Musings About Geofilters for Targeting

A colleague recently asked me “what are some things to keep in mind with geo-targeting?”  It’s a good question and I thought I’d share my thoughts.

Geo-targeting refers to the practice of modifying the experience, specifically the content, offers, and related functionality of a web site or app, a marketer provides a person based on the person’s location.

Geo-targeting is most often used in the context of advertising (e.g. display and search) but the same concepts are employed in apps and messaging as well.

For example, the behavior of a Walmart or Target application will change depending on if someone is in or out of a store, they may even tailor the experience to a specific store.  Or, in the case of messaging, the timing, mode (email versus in-app push or SMS) and content of the message may be varied based on a person’s location.

Geo-targeting can be used to target local customers through paid (PPC) or organic search.

First, one can target specific location types, like grocery in the case of CPG marketing or high schools in the case of Secret’s program, in order to focus a marketing effort.  But location types alone is a fairly gross view of geo-filters.

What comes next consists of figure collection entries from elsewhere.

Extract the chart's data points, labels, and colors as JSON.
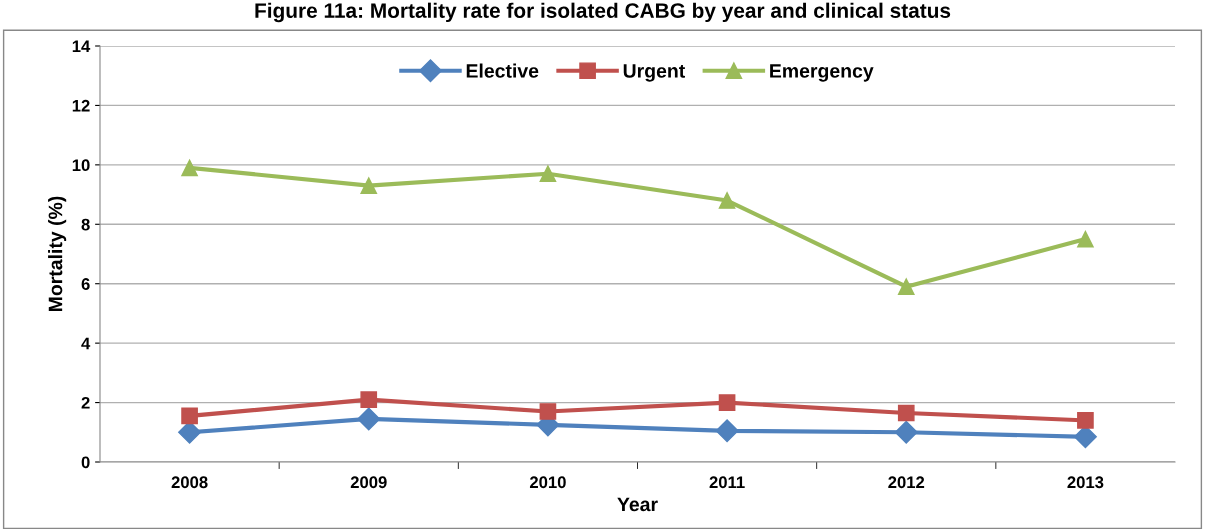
{
  "chart_data": {
    "type": "line",
    "title": "Figure 11a: Mortality rate for isolated CABG by year and clinical status",
    "xlabel": "Year",
    "ylabel": "Mortality (%)",
    "categories": [
      "2008",
      "2009",
      "2010",
      "2011",
      "2012",
      "2013"
    ],
    "series": [
      {
        "name": "Elective",
        "color": "#4f81bd",
        "marker": "diamond",
        "values": [
          1.0,
          1.45,
          1.25,
          1.05,
          1.0,
          0.85
        ]
      },
      {
        "name": "Urgent",
        "color": "#c0504d",
        "marker": "square",
        "values": [
          1.55,
          2.1,
          1.7,
          2.0,
          1.65,
          1.4
        ]
      },
      {
        "name": "Emergency",
        "color": "#9bbb59",
        "marker": "triangle",
        "values": [
          9.9,
          9.3,
          9.7,
          8.8,
          5.9,
          7.5
        ]
      }
    ],
    "ylim": [
      0,
      14
    ],
    "yticks": [
      0,
      2,
      4,
      6,
      8,
      10,
      12,
      14
    ],
    "grid": "y",
    "legend": "top"
  }
}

For instance, not all location types are the same.  We know from shopper marketing research that consumer personas vary by store type and store location. We know consumer and shopper behavior varies across the store brands like Safeway, Target, Walmart, and Kroeger and across specific locations like Northern or Southern California, Texas, New York or Alabama.

Leading CPG marketers, therefore, in order to increase the effectiveness of their digital and physical marketing efforts, will adjust the content, messaging, call-to-action of their marketing to align with each location, while still staying true to the brand equity. The same logic, I suspect, would be true for high schools.

Moreover, as Marshall McLuhan explained in the 60s, “the medium is the message,” meaning the medium may affect the messages and how it is received.  In addition, Social and mobile has taught us that context matters when it comes to program effectiveness, to this end other context attributes, like medium, content, mode, timing, demographics,  should be considered along with geo-filters.  

Take the medium, for example, the mediums of Snapchat, Facebook or Twitter to get the message out matters, audiences vary by the medium as do the social norms and expectations of the medium globally, nationally and regionally.  Also, each medium may support different messaging formats (text, images, audio, video) and formats may affect the message.  Finally, other attributes to consider beyond location and medium include gender, age, race, time, mode, current and past online behavior, the message call-to-action and more.